Тёплый сахар - Найденов
— Развлеку вас драматичной и очень жалостливой историей. Мой отец был врачом, не самым блестящим, но довольно востребованным. Мы жили не в Сеуле, так что зарабатывал он не заоблачные суммы, но на жизнь нам более чем хватало. А потом отец начал играть, не знаю где, как… Я тогда уже жила в Сеуле и узнала обо всём только под конец… Когда отец попал в больницу. Он проигрывал больше, чем зарабатывал, появились долги. К нам домой стали приходить подозрительные люди, так мать и узнала, что мы остались без денег. Просто мне не говорила. Это всё тянулось несколько месяцев, отец никак не мог расплатиться, и его избили. И он даже заявить на тех людей в полицию не мог — на него самого завели бы дело за азартные игры. Он неделю лежал в больнице. Но, оказалось, что это ещё не самые плохие новости: самые плохие — он больше не мог работать из-за травмированных пальцев. Сказали, что подвижность в прежнем объёме не восстановится никогда. Я до того думала, что так бывает только в фильмах: ты живёшь-живёшь, а потом происходит какое-то событие, и рушится просто всё. Абсолютно всё… В случае нашей семьи было достаточно травмы руки, и всё обрушилось. Если раньше ещё была надежда, что отец перестанет играть, будет больше работать, и мы выберемся, то теперь её не было. Я только-только закончила учиться, искала работу, а мой брат был на первом курсе… Он хотел стать врачом, как отец, и упорно к этому шёл. Мы, если честно, не верили в него, говорили, что не стоит замахиваться на SKY, но он поступил, представляете? И отучился всего один год. Отец сказал, чтобы он бросал, нам всё равно такие деньги теперь взять неоткуда, просил прощения, плакал…

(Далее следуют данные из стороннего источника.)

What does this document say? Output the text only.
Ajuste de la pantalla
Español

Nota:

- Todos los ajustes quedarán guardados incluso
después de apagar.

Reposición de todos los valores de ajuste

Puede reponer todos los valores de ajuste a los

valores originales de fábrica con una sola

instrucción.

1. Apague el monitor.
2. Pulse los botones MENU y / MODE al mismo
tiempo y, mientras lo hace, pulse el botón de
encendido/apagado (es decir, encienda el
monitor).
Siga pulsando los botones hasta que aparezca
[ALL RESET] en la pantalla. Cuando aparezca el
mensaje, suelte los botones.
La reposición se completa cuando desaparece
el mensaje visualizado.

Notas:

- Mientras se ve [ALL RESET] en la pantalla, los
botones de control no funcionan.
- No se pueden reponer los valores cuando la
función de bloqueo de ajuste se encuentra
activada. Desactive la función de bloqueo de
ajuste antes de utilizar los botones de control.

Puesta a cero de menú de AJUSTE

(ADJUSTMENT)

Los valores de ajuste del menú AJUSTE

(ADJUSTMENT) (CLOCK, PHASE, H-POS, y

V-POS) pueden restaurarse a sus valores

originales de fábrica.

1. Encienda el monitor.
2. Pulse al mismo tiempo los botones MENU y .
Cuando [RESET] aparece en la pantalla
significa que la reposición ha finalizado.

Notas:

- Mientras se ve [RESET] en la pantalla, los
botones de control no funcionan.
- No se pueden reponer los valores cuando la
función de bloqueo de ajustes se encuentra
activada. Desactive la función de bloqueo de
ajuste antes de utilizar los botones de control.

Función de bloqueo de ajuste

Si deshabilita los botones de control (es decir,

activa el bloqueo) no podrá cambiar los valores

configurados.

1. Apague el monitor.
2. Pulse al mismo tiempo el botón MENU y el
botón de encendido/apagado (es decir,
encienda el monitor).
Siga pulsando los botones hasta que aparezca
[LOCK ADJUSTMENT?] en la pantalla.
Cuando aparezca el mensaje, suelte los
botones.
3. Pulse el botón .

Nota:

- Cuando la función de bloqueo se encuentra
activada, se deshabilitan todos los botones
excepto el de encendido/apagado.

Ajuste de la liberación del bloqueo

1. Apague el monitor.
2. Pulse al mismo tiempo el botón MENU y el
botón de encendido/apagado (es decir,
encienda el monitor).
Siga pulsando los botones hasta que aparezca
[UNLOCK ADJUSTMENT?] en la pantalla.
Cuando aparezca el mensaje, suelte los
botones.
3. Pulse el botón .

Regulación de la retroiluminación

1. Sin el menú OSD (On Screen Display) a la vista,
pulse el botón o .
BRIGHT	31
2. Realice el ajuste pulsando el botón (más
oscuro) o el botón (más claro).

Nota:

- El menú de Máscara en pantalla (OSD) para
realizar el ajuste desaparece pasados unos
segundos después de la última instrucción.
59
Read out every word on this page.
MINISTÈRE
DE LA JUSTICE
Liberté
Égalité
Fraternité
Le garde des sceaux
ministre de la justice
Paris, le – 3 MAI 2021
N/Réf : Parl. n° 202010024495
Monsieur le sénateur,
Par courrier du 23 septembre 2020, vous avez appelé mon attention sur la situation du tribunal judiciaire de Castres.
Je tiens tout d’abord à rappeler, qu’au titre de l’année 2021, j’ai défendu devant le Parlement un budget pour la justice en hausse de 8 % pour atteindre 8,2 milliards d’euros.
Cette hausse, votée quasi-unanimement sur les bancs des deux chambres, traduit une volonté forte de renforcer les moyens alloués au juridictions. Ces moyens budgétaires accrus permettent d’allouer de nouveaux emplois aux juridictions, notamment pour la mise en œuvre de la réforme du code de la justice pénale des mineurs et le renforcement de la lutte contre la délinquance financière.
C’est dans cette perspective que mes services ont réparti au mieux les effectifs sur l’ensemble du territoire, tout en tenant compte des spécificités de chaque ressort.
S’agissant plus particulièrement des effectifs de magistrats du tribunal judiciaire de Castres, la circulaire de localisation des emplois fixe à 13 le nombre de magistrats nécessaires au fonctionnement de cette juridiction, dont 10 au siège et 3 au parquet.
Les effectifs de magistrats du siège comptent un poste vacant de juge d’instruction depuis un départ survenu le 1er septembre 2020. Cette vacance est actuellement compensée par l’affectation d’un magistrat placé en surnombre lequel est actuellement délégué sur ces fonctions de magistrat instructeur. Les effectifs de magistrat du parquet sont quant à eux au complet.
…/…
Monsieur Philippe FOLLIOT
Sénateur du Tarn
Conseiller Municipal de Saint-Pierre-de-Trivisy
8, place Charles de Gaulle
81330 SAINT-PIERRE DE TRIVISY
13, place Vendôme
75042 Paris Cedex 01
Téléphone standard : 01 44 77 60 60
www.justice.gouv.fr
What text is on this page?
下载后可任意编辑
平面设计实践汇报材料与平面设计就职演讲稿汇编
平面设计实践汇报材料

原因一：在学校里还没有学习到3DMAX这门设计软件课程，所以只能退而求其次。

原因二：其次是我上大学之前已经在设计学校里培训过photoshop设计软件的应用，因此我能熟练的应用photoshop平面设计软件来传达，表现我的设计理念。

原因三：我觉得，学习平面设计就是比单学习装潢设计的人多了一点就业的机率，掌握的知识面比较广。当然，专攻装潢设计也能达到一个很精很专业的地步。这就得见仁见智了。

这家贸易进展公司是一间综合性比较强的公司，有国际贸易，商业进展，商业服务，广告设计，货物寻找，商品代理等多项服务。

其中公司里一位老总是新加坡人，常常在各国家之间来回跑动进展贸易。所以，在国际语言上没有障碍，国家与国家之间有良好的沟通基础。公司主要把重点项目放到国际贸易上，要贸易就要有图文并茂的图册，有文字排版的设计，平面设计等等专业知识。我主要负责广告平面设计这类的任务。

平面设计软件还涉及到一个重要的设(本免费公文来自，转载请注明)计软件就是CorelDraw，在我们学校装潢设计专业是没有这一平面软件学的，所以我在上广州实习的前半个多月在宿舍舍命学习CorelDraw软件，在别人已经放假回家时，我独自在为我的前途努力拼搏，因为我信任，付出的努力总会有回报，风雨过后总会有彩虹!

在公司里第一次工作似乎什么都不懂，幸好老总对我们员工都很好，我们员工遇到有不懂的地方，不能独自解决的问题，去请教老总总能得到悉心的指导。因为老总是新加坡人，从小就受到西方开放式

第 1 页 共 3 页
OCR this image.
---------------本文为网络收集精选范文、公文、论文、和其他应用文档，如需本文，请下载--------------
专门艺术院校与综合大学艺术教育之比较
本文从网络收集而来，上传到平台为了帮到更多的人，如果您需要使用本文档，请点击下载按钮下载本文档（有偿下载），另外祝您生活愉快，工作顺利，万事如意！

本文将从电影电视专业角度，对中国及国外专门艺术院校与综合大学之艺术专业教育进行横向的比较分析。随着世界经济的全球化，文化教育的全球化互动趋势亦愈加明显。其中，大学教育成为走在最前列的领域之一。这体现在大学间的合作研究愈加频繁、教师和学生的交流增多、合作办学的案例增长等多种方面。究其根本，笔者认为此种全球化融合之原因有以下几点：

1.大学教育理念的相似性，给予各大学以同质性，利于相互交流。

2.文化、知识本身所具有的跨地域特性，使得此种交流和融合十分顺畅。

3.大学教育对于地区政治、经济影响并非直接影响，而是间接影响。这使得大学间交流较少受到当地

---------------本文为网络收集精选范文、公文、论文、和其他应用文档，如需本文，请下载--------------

— Если вам неприятно про это вспоминать, мы можем поговорить о чём-то другом, — сказал Хэвон.
— Слишком печально, да?
— Да, история не очень воодушевляющая.
— Вам же интересно было, почему я терплю госпожу Ли. Потому что она платит. Госпожа Ли знает, что она не сахар, и знает, что другие не смогут даже того, что делаю я. Правда, и деньгами меня она тоже попрекает, говорит, что платит ни за что, ведь даже заместители департаментов столько не зарабатывают, сколько какой-то секретарь.
— Вы оплачиваете учёбу брата?
— Да. И на этой неделе я внесла последний платёж. Самый последний!
— В ноябре?
— Да, брат подаёт заявление на рассрочку, мы растягиваем плату на четыре месяца. Но теперь всё! Я можно сказать что свободна. Как камень с души упал… Вы даже представить себе не можете!
— У вас поэтому не оказалось денег на гостиницу?
— Да, к тому же все дешёвые номера разобрали. У меня не то чтобы совсем нет денег, но их мало, и надо как-то дотянуть до зарплаты.
— У меня есть тост, — Хэвон поднял бокал: — За освобождение!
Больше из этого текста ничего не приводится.